Climbers usually take days to reach the top of the 8,849-metre (29,000-foot) mountain, spending nights on its different camps to rest and acclimatise.
But Lama, who is in her thirties, shaved more than 11 hours off the previous best that had stood since 2021. It means she has reclaimed her own record.
"She started (from the base camp) at 15:52 on May 22, summited 6:23 am May 23," Khim Lal Gautam, chief of the tourism's department field office at the base camp, told AFP.
Earlier this month, when Lama was still at Everest's base camp, she said in a post on Facebook that she was "100 percent sure" she would reach the top of "the Mother Goddess".

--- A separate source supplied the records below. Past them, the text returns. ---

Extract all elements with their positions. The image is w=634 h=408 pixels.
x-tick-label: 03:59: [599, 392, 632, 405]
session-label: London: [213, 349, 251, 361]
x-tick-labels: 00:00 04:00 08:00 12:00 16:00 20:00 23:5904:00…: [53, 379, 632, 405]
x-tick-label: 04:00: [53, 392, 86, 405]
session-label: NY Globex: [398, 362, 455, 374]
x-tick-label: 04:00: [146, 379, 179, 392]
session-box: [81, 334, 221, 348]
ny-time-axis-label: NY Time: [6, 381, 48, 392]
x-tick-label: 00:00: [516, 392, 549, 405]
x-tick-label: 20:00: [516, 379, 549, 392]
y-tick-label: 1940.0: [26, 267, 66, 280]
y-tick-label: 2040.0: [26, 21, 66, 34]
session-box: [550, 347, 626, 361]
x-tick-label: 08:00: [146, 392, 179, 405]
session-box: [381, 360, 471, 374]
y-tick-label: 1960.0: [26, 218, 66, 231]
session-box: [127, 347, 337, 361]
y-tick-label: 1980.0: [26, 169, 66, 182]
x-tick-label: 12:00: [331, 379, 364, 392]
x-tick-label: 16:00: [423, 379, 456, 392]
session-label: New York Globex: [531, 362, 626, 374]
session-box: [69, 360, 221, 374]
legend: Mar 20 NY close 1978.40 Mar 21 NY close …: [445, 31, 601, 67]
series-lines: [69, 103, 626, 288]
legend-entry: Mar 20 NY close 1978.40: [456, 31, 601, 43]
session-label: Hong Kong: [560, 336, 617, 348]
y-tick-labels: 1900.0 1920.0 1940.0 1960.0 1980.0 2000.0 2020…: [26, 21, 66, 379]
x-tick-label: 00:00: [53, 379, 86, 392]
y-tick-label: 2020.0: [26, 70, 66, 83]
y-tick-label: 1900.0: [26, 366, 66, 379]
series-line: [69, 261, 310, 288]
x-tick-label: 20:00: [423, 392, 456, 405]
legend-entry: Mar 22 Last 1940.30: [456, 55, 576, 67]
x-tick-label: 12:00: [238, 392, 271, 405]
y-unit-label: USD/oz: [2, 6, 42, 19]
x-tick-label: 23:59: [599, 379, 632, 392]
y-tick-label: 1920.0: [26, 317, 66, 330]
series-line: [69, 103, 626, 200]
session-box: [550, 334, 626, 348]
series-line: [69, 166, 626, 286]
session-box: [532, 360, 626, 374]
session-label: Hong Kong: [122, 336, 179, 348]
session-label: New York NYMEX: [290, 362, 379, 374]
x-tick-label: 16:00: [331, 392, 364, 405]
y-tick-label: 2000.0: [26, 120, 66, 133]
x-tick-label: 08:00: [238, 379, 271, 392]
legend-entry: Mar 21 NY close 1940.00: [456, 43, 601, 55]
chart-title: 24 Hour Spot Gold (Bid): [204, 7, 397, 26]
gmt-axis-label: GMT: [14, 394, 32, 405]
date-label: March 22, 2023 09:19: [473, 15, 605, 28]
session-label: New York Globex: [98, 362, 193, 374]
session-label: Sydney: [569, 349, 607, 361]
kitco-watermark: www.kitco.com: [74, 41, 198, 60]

In 2018, Lama clinched the record for the fastest ascent by a woman by climbing Everest in 39 hours and six minutes.
That record was broken in 2021 by Ada Tsang Yin-hung from Hong Kong, who conquered the mountain in 25 hours and 50 minutes.
Nepali climber Lhakpa Gelu Sherpa holds the record for the record for the fastest-ever ascent of Everest, reaching the summit in 10 hours and 56 minutes in 2003.